[Top][All Lists]
[Date Prev][Date Next][Thread Prev][Thread Next][Date Index][Thread Index]
[Koha-zebra] Koha Zebra Searching Report (from NPL)
From: |
Joshua Ferraro |
Subject: |
[Koha-zebra] Koha Zebra Searching Report (from NPL) |
Date: |
Wed, 22 Mar 2006 15:27:57 -0800 |
User-agent: |
Mutt/1.4.1i |
Hi all,
I had a day-long session with NPL staff members today to get some
feedback on the Koha Zebra search options as they stand right now.
The demo we used is here: http://kohatest.liblime.com. It's the
entire (150K or so records from NPL's database indexed using the
record.abs that I committed to CVS yesterday and the latest
SearchMarc.pm.
PRELIMINARY COMMENTS
NPL was very pleased with the new system and we got a lot of
positive feedback. They are of course quite familiar now with
the open source process of feedback so were more than happy to
offer suggestions for how to improve.
So ... here we go ...
The advanced search should include true boolean searching as is
standard on many library advanced search interfaces (select
from multiple type of searches and have the ability to AND OR
XOR NOT).
Search by format should work (currently doesn't). Also, there is
some question as to whether 'format' differs from 'type' differs
from 'category'. We need to take a closer look at the bib1 profile
and see what is available.
Search by Branch should work -- and really, I'm not sure that
bib1 suppors a 'Branch' option so I'm not sure how that would
work ...
Search by Call # (LCC or Dewey) should work.
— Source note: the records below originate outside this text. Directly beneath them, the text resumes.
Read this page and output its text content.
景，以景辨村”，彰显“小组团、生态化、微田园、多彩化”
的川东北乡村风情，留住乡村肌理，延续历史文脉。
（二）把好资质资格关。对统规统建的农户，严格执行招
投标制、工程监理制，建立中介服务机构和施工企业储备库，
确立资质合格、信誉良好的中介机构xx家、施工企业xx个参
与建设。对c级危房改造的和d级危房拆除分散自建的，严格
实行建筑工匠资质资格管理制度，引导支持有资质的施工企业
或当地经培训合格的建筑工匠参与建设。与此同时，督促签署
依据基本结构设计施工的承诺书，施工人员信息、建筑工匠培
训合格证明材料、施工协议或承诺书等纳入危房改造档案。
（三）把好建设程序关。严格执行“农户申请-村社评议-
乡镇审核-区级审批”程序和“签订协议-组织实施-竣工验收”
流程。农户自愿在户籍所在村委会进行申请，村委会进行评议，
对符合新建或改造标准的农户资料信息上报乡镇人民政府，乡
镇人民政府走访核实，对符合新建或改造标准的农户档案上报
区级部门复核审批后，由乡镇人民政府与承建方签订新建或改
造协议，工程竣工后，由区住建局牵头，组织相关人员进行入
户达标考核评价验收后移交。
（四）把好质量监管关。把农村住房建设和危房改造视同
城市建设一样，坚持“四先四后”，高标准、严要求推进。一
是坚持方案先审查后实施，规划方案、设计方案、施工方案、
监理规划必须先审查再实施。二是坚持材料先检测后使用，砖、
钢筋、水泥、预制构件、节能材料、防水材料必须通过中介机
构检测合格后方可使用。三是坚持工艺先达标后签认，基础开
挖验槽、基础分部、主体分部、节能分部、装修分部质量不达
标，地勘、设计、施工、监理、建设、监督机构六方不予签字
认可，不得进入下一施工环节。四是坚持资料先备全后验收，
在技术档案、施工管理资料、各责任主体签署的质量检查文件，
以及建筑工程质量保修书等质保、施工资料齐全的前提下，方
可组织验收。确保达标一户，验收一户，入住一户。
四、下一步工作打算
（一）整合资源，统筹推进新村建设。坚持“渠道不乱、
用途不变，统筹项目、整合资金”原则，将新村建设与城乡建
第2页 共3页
Search by Publisher didn't seem to be working -- it should use
at least 260$c but we need to better define where pub info is
supposed to be kept.
Sort by date should use the 008 field's dates (no other field
is normalized enough to have sort by be consistant -- unless
someone on this list knows of another field).
SPELLCHECKING
Does zebra have an integrated spellcheck feature? NPL was hoping
that zebra would use variant spelling and misspelling (via a
soundex or something) to pull up results even when the record's
form differs from the search term. If not, we should expand the
spellchecking feature LibLime wrote to be more complete.
TITLE SEARCHING
The consensus seems to be that the default relevance ranking should not
be how many times the search terms appear in the record, but whether
the title starts with or contains the search terms. So for instance,
a title search on "the civil war" should pull up all the titles with
that exact title first, followed by records that contain that phrase
in the title (even if not starting with it), followed by records where
the terms appear in some title field somewhere in the record. Contrast
that with the current behavior which puts "Voices from the Civil War"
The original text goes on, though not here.